Publication Date
Spring 5-7-2026
Document Type
Dissertation/Thesis
First Advisor
Jessica Labatte
Second Advisor
Frank Trankina
Third Advisor
Amanda VanValkenburg
Degree Name
M.F.A. (Master of Fine Arts)
Department
School of Art and Design
Disciplines
Photography
Abstract
Concrete Crumbles examines instability within contemporary American political and social life through photography, collage, and installation. Using construction zones and damaged infrastructure as primary subject matter, the project investigates how material transformation and fragmentation can function as metaphors for political precarity, media saturation, and the erosion of civic stability. Photographs are printed on copy paper, physically cut, rearranged, collaged, and scanned into unstable compositions that resist fixed perspective and seamless representation. These processes emphasize labor, impermanence, and reconstruction while challenging photography’s traditional association with objectivity and permanence.
The work is informed by historical and contemporary influences including Brassaï, Germaine Krull, Kurt Schwitters, Jessica Labatte, Daniel Gordon, and Lyle Rexer’s writing on abstraction in photography. Drawing from traditions of Dada collage, photographic abstraction, and material experimentation, the project positions the photographic image as a constructed and continually shifting site of meaning rather than a stable document. Philosophically, the work engages with contemporary conditions shaped by media spectacle, algorithmic attention cycles, and the normalization of political instability. References to works such as The Echo Machine by David Pakman and Fahrenheit 451 inform the project’s examination of distraction, fragmented attention, and perceptual overload.
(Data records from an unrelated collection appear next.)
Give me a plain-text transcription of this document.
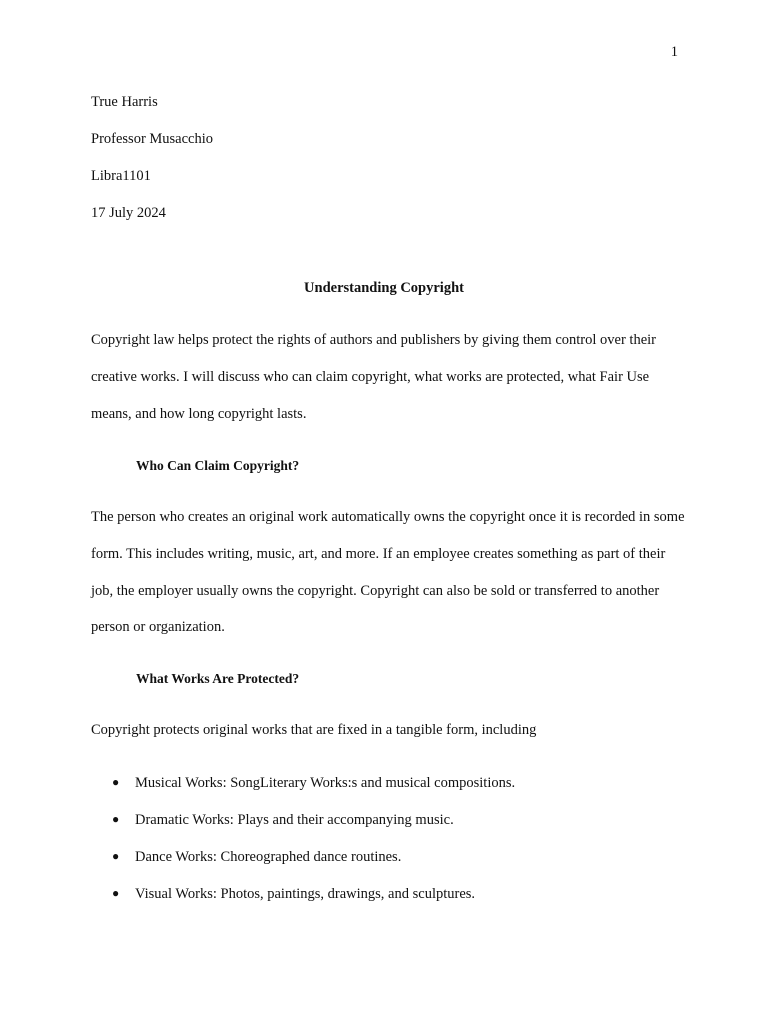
1
True Harris
Professor Musacchio
Libra1101
17 July 2024
Understanding Copyright

Copyright law helps protect the rights of authors and publishers by giving them control over their creative works. I will discuss who can claim copyright, what works are protected, what Fair Use means, and how long copyright lasts.

Who Can Claim Copyright?

The person who creates an original work automatically owns the copyright once it is recorded in some form. This includes writing, music, art, and more. If an employee creates something as part of their job, the employer usually owns the copyright. Copyright can also be sold or transferred to another person or organization.

What Works Are Protected?

Copyright protects original works that are fixed in a tangible form, including

● Musical Works: SongLiterary Works:s and musical compositions.
● Dramatic Works: Plays and their accompanying music.
● Dance Works: Choreographed dance routines.
● Visual Works: Photos, paintings, drawings, and sculptures.
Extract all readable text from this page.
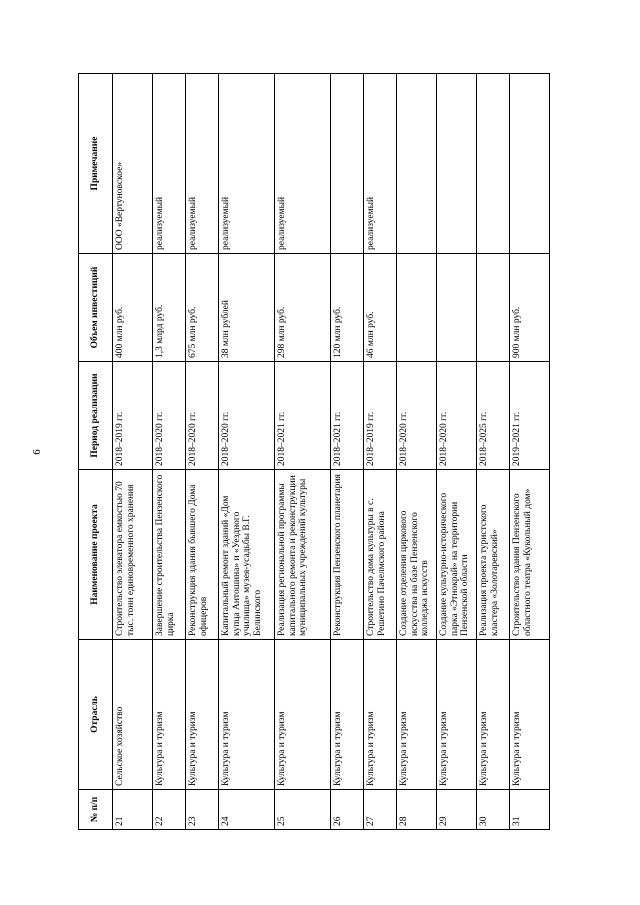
6
№ п/п	Отрасль	Наименование проекта	Период реализации	Объем инвестиций	Примечание
21	Сельское хозяйство	Строительство элеватора емкостью 70 тыс. тонн единовременного хранения	2018–2019 гг.	400 млн руб.	ООО «Вертуновское»
22	Культура и туризм	Завершение строительства Пензенского цирка	2018–2020 гг.	1,3 млрд руб.	реализуемый
23	Культура и туризм	Реконструкция здания бывшего Дома офицеров	2018–2020 гг.	675 млн руб.	реализуемый
24	Культура и туризм	Капитальный ремонт зданий «Дом купца Антошина» и «Уездного училища» музея-усадьбы В.Г. Белинского	2018–2020 гг.	38 млн рублей	реализуемый
25	Культура и туризм	Реализация региональной программы капитального ремонта и реконструкции муниципальных учреждений культуры	2018–2021 гг.	298 млн руб.	реализуемый
26	Культура и туризм	Реконструкция Пензенского планетария	2018–2021 гг.	120 млн руб.	
27	Культура и туризм	Строительство дома культуры в с. Решетино Пачелмского района	2018–2019 гг.	46 млн руб.	реализуемый
28	Культура и туризм	Создание отделения циркового искусства на базе Пензенского колледжа искусств	2018–2020 гг.		
29	Культура и туризм	Создание культурно-исторического парка «Этнокрай» на территории Пензенской области	2018–2020 гг.		
30	Культура и туризм	Реализация проекта туристского кластера «Золотаревский»	2018–2025 гг.		
31	Культура и туризм	Строительство здания Пензенского областного театра «Кукольный дом»	2019–2021 гг.	900 млн руб.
Personal experience also plays a significant role in shaping the work. Following an epilepsy diagnosis that limited mobility and altered the artist’s relationship to public space, construction sites became recurring visual encounters and conceptual parallels to instability within healthcare systems and everyday life. Through fragmentation, layering, and material disruption, Concrete Crumbles creates images that function simultaneously as records, warnings, and spaces for critical reflection, encouraging viewers to reconsider what appears stable within contemporary society.
Recommended Citation
Dzurko, Drew M., "Concrete Crumbles" (2026). Graduate Artistry Projects and Performances. 20.